François Fillon a opposé un « non ferme et tranquille » aux grévistes et aux syndicats, le gouvernement, selon lui, n’entendant pas céder à la rue sur la réforme des retraites. « Nous ne renoncerons pas à l’augmentation de la durée d’activité. »
L’intersyndicale s’est réunie au siège de la CGT à Montreuil (93). Fière de leur journée de mobilisation du 23 septembre, elle a exprimé sa totale détermination à faire reculer le gouvernement sur cette réforme. Les syndicats, du public comme du privé (CGT, CFDT, FO, CFTC, CFE-CGC, Unsa, FSU, Solidaires), ont décidé le 24 septembre l’organisation de deux autres dates de rassemblements.
Le samedi 2 octobre, des manifestations auront lieu dans toute la France. En arrêtant comme date un samedi, les organisations entendent permettre à tous les salariés, qu’ils soient du secteur privé ou du secteur public, d’y participer. Espoir de toucher ainsi d’autres populations ?
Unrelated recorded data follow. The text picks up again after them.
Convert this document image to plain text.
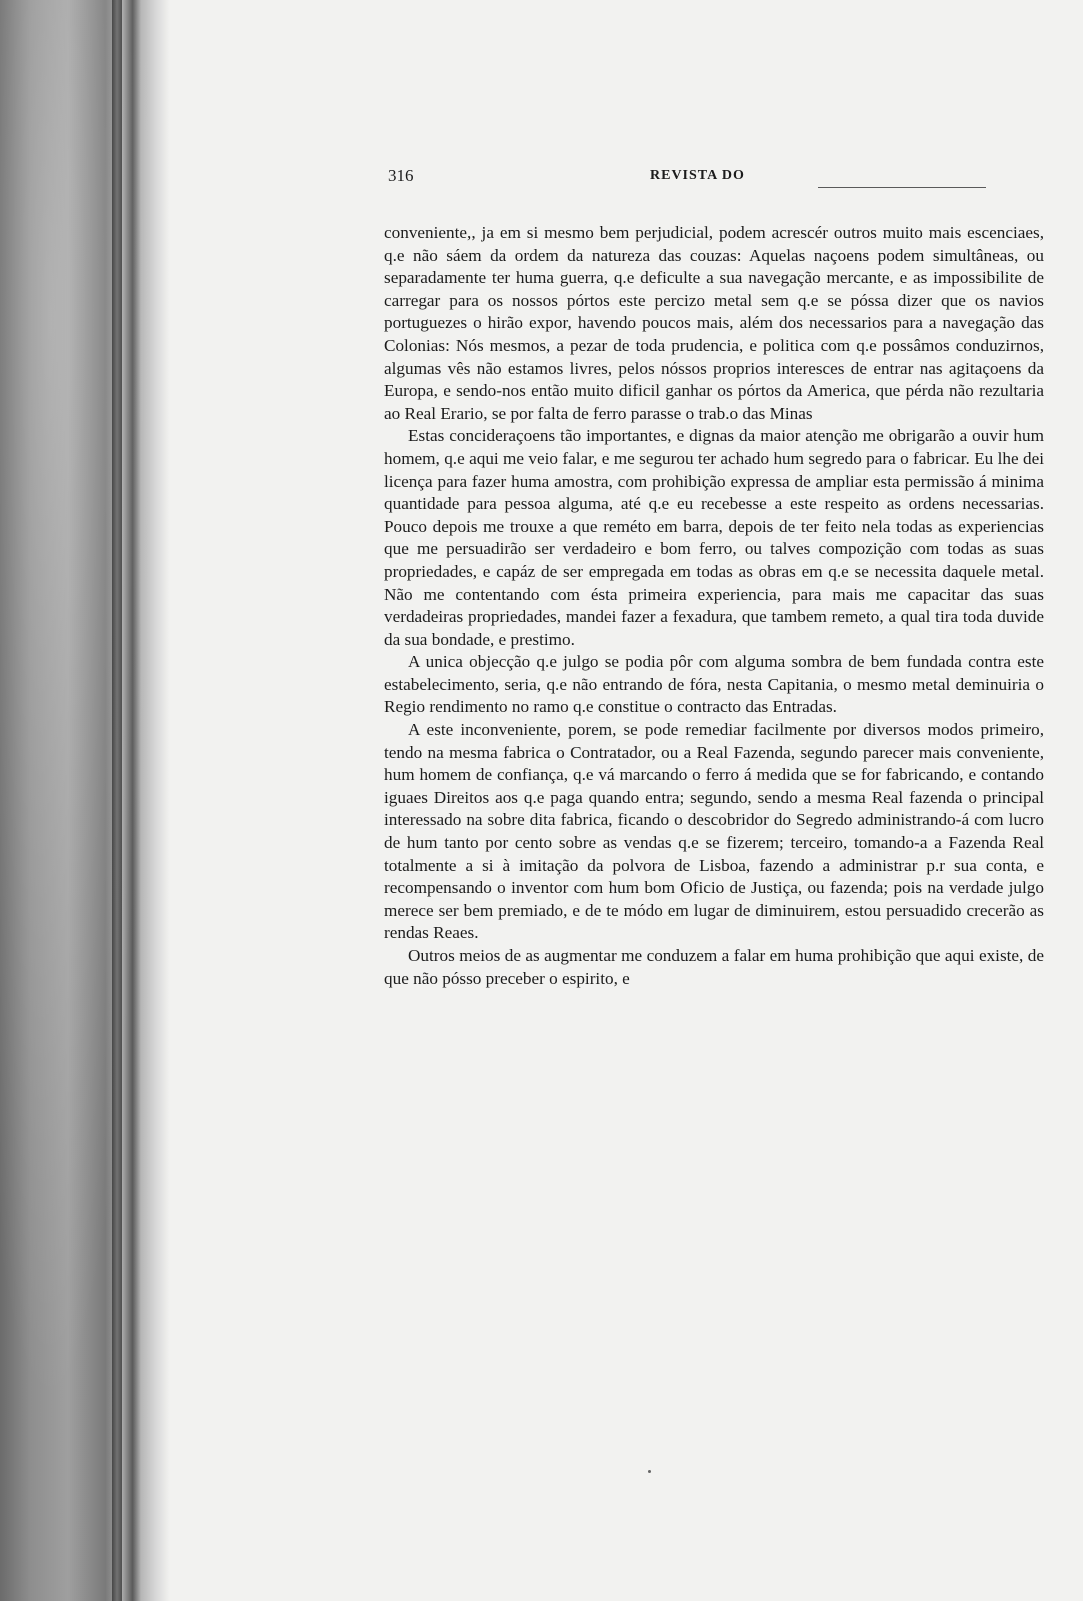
316	REVISTA DO

conveniente,, ja em si mesmo bem perjudicial, podem acrescér outros muito mais escenciaes, q.e não sáem da ordem da natureza das couzas: Aquelas naçoens podem simultâneas, ou separadamente ter huma guerra, q.e deficulte a sua navegação mercante, e as impossibilite de carregar para os nossos pórtos este percizo metal sem q.e se póssa dizer que os navios portuguezes o hirão expor, havendo poucos mais, além dos necessarios para a navegação das Colonias: Nós mesmos, a pezar de toda prudencia, e politica com q.e possâmos conduzirnos, algumas vês não estamos livres, pelos nóssos proprios interesces de entrar nas agitaçoens da Europa, e sendo-nos então muito dificil ganhar os pórtos da America, que pérda não rezultaria ao Real Erario, se por falta de ferro parasse o trab.o das Minas

Estas concideraçoens tão importantes, e dignas da maior atenção me obrigarão a ouvir hum homem, q.e aqui me veio falar, e me segurou ter achado hum segredo para o fabricar. Eu lhe dei licença para fazer huma amostra, com prohibição expressa de ampliar esta permissão á minima quantidade para pessoa alguma, até q.e eu recebesse a este respeito as ordens necessarias. Pouco depois me trouxe a que reméto em barra, depois de ter feito nela todas as experiencias que me persuadirão ser verdadeiro e bom ferro, ou talves compozição com todas as suas propriedades, e capáz de ser empregada em todas as obras em q.e se necessita daquele metal. Não me contentando com ésta primeira experiencia, para mais me capacitar das suas verdadeiras propriedades, mandei fazer a fexadura, que tambem remeto, a qual tira toda duvide da sua bondade, e prestimo.

A unica objecção q.e julgo se podia pôr com alguma sombra de bem fundada contra este estabelecimento, seria, q.e não entrando de fóra, nesta Capitania, o mesmo metal deminuiria o Regio rendimento no ramo q.e constitue o contracto das Entradas.

A este inconveniente, porem, se pode remediar facilmente por diversos modos primeiro, tendo na mesma fabrica o Contratador, ou a Real Fazenda, segundo parecer mais conveniente, hum homem de confiança, q.e vá marcando o ferro á medida que se for fabricando, e contando iguaes Direitos aos q.e paga quando entra; segundo, sendo a mesma Real fazenda o principal interessado na sobre dita fabrica, ficando o descobridor do Segredo administrando-á com lucro de hum tanto por cento sobre as vendas q.e se fizerem; terceiro, tomando-a a Fazenda Real totalmente a si à imitação da polvora de Lisboa, fazendo a administrar p.r sua conta, e recompensando o inventor com hum bom Oficio de Justiça, ou fazenda; pois na verdade julgo merece ser bem premiado, e de te módo em lugar de diminuirem, estou persuadido crecerão as rendas Reaes.

Outros meios de as augmentar me conduzem a falar em huma prohibição que aqui existe, de que não pósso preceber o espirito, e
Le mardi 12 octobre sera une « nouvelle journée massive » de grèves et de manifestations. Ce sera peut-être, pour le front syndical, la plus difficile à réussir.
Savoir faire durer une mobilisation est un art fait certes de détermination, mais qui nécessite aussi des montagnes d’entrain, de créativité et d’innovations.
Concernant les estimations des manifestations et des grèves précédentes, il y eut de part et d’autre tant d’exagération, tant à la hausse qu’à la baisse, que cela nous promet dans ce proche avenir des chiffres que nous aurons beaucoup de mal à entendre sans sourire.
Un élément spongieux a fait son entrée sur le terrain : l’opinion publique, que l’on prend volontiers à témoin…
Et la jeunesse, que certains aimeraient convoquer plus largement dans la rue, se tient encore pour le moment relativement à l’écart. Le sujet peut lui paraître, ne le prenez pas mal, ennuyeux et lointain.